Neben Katy Perry bangen so einige um ein weiteres, ehemaliges Vorbild: Gwen Stefani, die viele in den Nullerjahren immer als Empowerment-Ikone wahrgenommen haben, scheint nun auch noch nach rechts abzudriften. Ein US-Podcast titelte kürzlich: "Von der Feministin zur Faschistin?"
Aktuell bewirbt Gwen Stefani eine ultrakatholische Gebets-App und feierte auf "X" das Interview eines Freundes mit dem homophoben, transfeindlichen, sexistischen Moderator Tucker Carlson, der gerne mal Verschwörungstheorien verbreitet und als Erster in den westlichen Medien ein zweistündiges Interview mit Putin führte.
Stefanis Fans sind schockiert – obwohl zu bezweifeln ist, ob Gwen ihren Kurs zuletzt allzu stark geändert hat. Immerhin ist sie schon länger mit dem konservativen, christlichen Trump-Supporter und Country-Sänger Blake Shelton verheiratet. Die "No Doubt"-Frontfrau hat auch nie etwas wirklich Substanzielles über Feminismus oder Gleichberechtigung gesagt, noch einen Hehl aus ihrem traditionell katholischen Background gemacht.

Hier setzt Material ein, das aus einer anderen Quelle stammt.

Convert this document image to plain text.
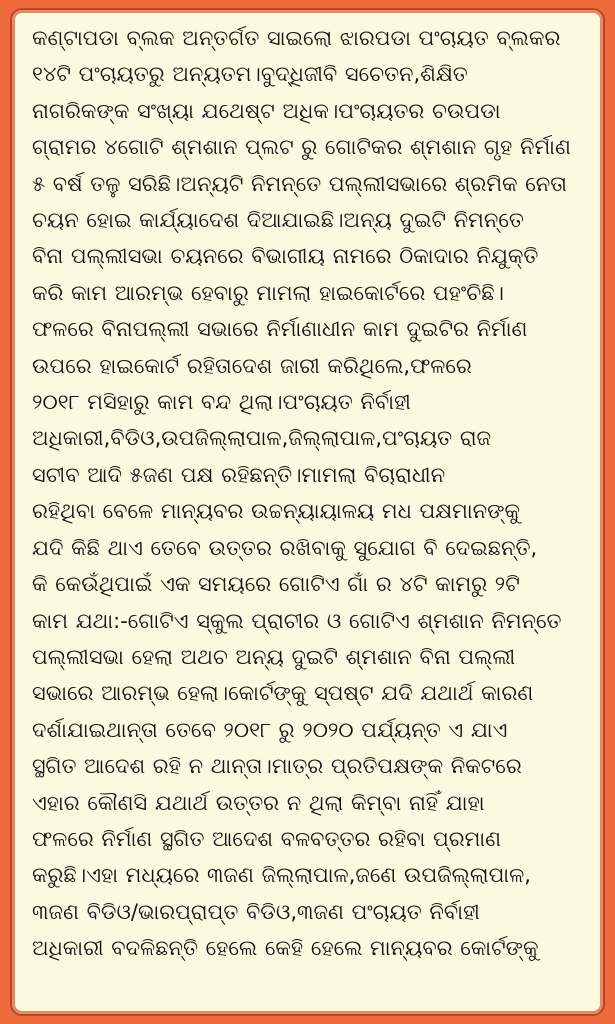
କଣ୍ଟାପଡା ବ୍ଲକ ଅନ୍ତର୍ଗତ ସାଇଲୋ ଝାରପଡା ପଂଚାୟତ ବ୍ଲକର
୧୪ଟି ପଂଚାୟତରୁ ଅନ୍ୟତମ।ବୁଦ୍ଧିଜୀବି ସଚେତନ,ଶିକ୍ଷିତ
ନାଗରିକଙ୍କ ସଂଖ୍ୟା ଯଥେଷ୍ଟ ଅଧିକ।ପଂଚାୟତର ଚଉପଡା
ଗ୍ରାମର ୪ଗୋଟି ଶ୍ମଶାନ ପ୍ଲଟ ରୁ ଗୋଟିକର ଶ୍ମଶାନ ଗୃହ ନିର୍ମାଣ
୫ ବର୍ଷ ତଳୁ ସରିଛି।ଅନ୍ୟଟି ନିମନ୍ତେ ପଲ୍ଲୀସଭାରେ ଶ୍ରମିକ ନେତା
ଚୟନ ହୋଇ କାର୍ଯ୍ୟାଦେଶ ଦିଆଯାଇଛି।ଅନ୍ୟ ଦୁଇଟି ନିମନ୍ତେ
ବିନା ପଲ୍ଲୀସଭା ଚୟନରେ ବିଭାଗୀୟ ନାମରେ ଠିକାଦାର ନିଯୁକ୍ତି
କରି କାମ ଆରମ୍ଭ ହେବାରୁ ମାମଲା ହାଇକୋର୍ଟରେ ପହଂଚିଛି।
ଫଳରେ ବିନାପଲ୍ଲୀ ସଭାରେ ନିର୍ମାଣାଧୀନ କାମ ଦୁଇଟିର ନିର୍ମାଣ
ଉପରେ ହାଇକୋର୍ଟ ରହିତାଦେଶ ଜାରୀ କରିଥିଲେ,ଫଳରେ
୨୦୧୮ ମସିହାରୁ କାମ ବନ୍ଦ ଥିଲା।ପଂଚାୟତ ନିର୍ବାହୀ
ଅଧିକାରୀ,ବିଡିଓ,ଉପଜିଲ୍ଲାପାଳ,ଜିଲ୍ଲାପାଳ,ପଂଚାୟତ ରାଜ
ସଚୀବ ଆଦି ୫ଜଣ ପକ୍ଷ ରହିଛନ୍ତି।ମାମଲା ବିଚାରାଧୀନ
ରହିଥିବା ବେଳେ ମାନ୍ୟବର ଉଚ୍ଚନ୍ୟାୟାଳୟ ମଧ ପକ୍ଷମାନଙ୍କୁ
ଯଦି କିଛି ଥାଏ ତେବେ ଉତ୍ତର ରଖିବାକୁ ସୁଯୋଗ ବି ଦେଇଛନ୍ତି,
କି କେଉଁଥିପାଇଁ ଏକ ସମୟରେ ଗୋଟିଏ ଗାଁ ର ୪ଟି କାମରୁ ୨ଟି
କାମ ଯଥା:-ଗୋଟିଏ ସ୍କୁଲ ପ୍ରାଚୀର ଓ ଗୋଟିଏ ଶ୍ମଶାନ ନିମନ୍ତେ
ପଲ୍ଲୀସଭା ହେଲା ଅଥଚ ଅନ୍ୟ ଦୁଇଟି ଶ୍ମଶାନ ବିନା ପଲ୍ଲୀ
ସଭାରେ ଆରମ୍ଭ ହେଲା।କୋର୍ଟଙ୍କୁ ସ୍ପଷ୍ଟ ଯଦି ଯଥାର୍ଥ କାରଣ
ଦର୍ଶାଯାଇଥାନ୍ତା ତେବେ ୨୦୧୮ ରୁ ୨୦୨୦ ପର୍ଯ୍ୟନ୍ତ ଏ ଯାଏ
ସ୍ଥଗିତ ଆଦେଶ ରହି ନ ଥାନ୍ତା।ମାତ୍ର ପ୍ରତିପକ୍ଷଙ୍କ ନିକଟରେ
ଏହାର କୌଣସି ଯଥାର୍ଥ ଉତ୍ତର ନ ଥିଲା କିମ୍ବା ନାହିଁ ଯାହା
ଫଳରେ ନିର୍ମାଣ ସ୍ଥଗିତ ଆଦେଶ ବଳବତ୍ତର ରହିବା ପ୍ରମାଣ
କରୁଛି।ଏହା ମଧ୍ୟରେ ୩ଜଣ ଜିଲ୍ଲାପାଳ,ଜଣେ ଉପଜିଲ୍ଲାପାଳ,
୩ଜଣ ବିଡିଓ/ଭାରପ୍ରାପ୍ତ ବିଡିଓ,୩ଜଣ ପଂଚାୟତ ନିର୍ବାହୀ
ଅଧିକାରୀ ବଦଳିଛନ୍ତି ହେଲେ କେହି ହେଲେ ମାନ୍ୟବର କୋର୍ଟଙ୍କୁ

Vielmehr scheinen ihre Fans zum ersten Mal genauer hinzusehen.
Reality-Check: Wofür steht ihr wirklich?
Die Beispiele Katy Perry und Gwen Stefani zeigen, dass viele unserer Superstars nicht mit den moralischen Werten und Projektionen, die wir ihnen übergestülpt haben, Schritt halten können – oder auch nur wollen. Egal wie zeitgeistig oder reflektiert uns ihre Kunst erscheinen mag – eine Textzeile, ein Film oder ein Podcast-Interview hat mitunter doch erschreckend wenig mit dem zu tun, wie die Berühmtheiten leben.